The Tools of Color Correction

5 minute read

To plan artistically-sound color correction for your project, you first need to be familiar with the universal tools of the trade.


The colorist’s most fundamental tool is, well, color. This might seem obvious, but digital color is complicated and needs some exploration.

When we talk about colors in everyday life, what we’re really talking about are human perceptions. Our brain interprets a particular wavelength of light in a certain way, and we call that color by a particular name. Red, green, blue, periwinkle, etc.

But digital color is different. Since computers don’t have eyeballs, the only way they understand color is based on what we tell them. Engineers and scientists had to develop complex mathematical schemes to instruct computers that one color is blue, another is red, and so one. How exactly this was achieved is a very complicated story, but it boils down to a few key concepts

Digital color is defined in terms of fundamental properties that can be measured and calculated by a computer. There are different ways to talk about these fundamental properties, but one of the most common ways is with hue, saturation, and lightness.

Hue is what people are normally referring to when they say “color.” Red, green, and blue are the 3 primary hues that digital color is concerned with, plus the three secondary hues yellow, cyan, and magenta, which are created by mixing the primary hues together. All other colors can be made by combining different amounts of these hues.

Saturation is the intensity of a color. If a computer wants to display the color “red”, it will also have to specify the question “how red?” A computer can answer this question with the saturation value of a color. The higher the saturation, the more intense the color. On the other hand, a color with no saturation will appear gray (have no color).

Lightness is a representation of how light or dark a color is. As you can probably guess, a digital color with a higher lightness value will appear closer to white, and one with a lower lightness value will appear closer to black.

These three fundamental properties can be used to describe any color to a computer. For digital video, they are separated into two parts of an video signal, called Luma and Chroma.

Basically, Luma contains the brightness information of an image (i.e. it’s the black and white part of the video signal). So, that means it holds the lightness values of every pixel.

Chroma contains all the color information of an image, including the hue and saturation for the three primary color channels of every pixel.

This is a radical simplification of digital color, but it illustrates the complexities you deal with when you talk about color in your project. It’s a foundation from which you expand and finesse your creative and technical skills.

Manipulating Color

Now that we have a basic grasp of how digital color works, we are better prepared to use it for our artistic purposes. But how exactly do you manipulate color for your project?

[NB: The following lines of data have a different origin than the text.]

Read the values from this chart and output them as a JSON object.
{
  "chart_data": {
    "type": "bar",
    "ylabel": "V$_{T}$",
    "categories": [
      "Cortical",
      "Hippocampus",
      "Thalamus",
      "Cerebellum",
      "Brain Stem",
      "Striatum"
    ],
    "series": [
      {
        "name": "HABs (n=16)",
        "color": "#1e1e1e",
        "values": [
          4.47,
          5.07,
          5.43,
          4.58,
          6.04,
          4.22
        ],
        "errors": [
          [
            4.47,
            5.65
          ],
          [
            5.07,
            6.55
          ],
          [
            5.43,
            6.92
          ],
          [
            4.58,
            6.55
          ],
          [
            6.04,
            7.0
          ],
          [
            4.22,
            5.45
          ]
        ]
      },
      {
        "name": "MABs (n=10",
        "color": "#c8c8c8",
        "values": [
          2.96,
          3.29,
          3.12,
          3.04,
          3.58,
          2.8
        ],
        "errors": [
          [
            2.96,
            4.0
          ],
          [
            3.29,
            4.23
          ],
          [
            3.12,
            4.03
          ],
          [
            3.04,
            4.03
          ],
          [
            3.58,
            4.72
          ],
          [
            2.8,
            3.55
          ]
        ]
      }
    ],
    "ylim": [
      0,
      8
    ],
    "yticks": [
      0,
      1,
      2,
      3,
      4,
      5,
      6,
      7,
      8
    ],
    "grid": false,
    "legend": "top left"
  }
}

Perhaps the most common tool for working with color is the Color Wheel. This isn’t exactly the color wheel you remember from grade school art class, though they do look similar. Color wheels let you quickly adjust the hue, saturation, and lightness of colors at the three tonal ranges (that is the blacks, midtones, and whites) of your image. This makes them a powerful tool for a wide array of color correction tasks.

Another option for manipulating color is the Curves tool. This tool presents a simplified version of a video signal as a diagonal line in a graph. By “curving” the line within the graph, you can rapidly adjust the color balance, brightness, and contrast of an image. While curves are a lot less intuitive at first, they can still be used for very precise color correction in your workflow. In some cases curves will be your first choice, either for the sake of speed or simplicity.

There are a great many more tools for working with the color in your project, but color wheels and curves are arguably the most universal. Pretty much every piece of software capable of image manipulation has some form of these tools.

Evaluating Color

Manipulating color is tricky business. Video monitors (even the same model) often vary in how they display colors. In theory, properly calibrated displays fix this issue, but in reality they can still drift apart over time.

Even if you re-calibrated your monitors every day, there’s another problem. Human eyes aren’t consistent either. Your eyes (and brain) adapt your perception of color depending on a number of factors, including the lighting of the viewing environment, the amount of motion in an image, and even your level of stress. Put simply, color is hard because your equipment lies, your eyes lie, and your colleagues lie (because their eyes lie too).

But scopes never lie. Scopes are specialized tools that measure exactly what is contained in a video signal. They measure this information, and then visualize it onto a type of graph. There are several different types of scopes, and each uses a different graphing method to visualize the video signal for different purposes.

In general, most scopes help you understand some aspect of the color and/or brightness information in an image. So, even if your monitor displays wildly inaccurate color, scopes measure the source information of a video signal. That means you can always get a clear representation of the actual visual characteristics in your footage.

The best part about scopes is that they are universal. No matter what hardware or software you use, they always show the exact same values for the same video signal. They are a fundamental tool, so you really need to know how to use them when it comes time to color correct your project. Without them, it will be difficult to know if you’re crushing the blacks in an interior scene, clipping the whites in clouds, or if you have the correct hue and saturation for your customer’s logo.

They really are the only way to accurately evaluate the colors in your video signal.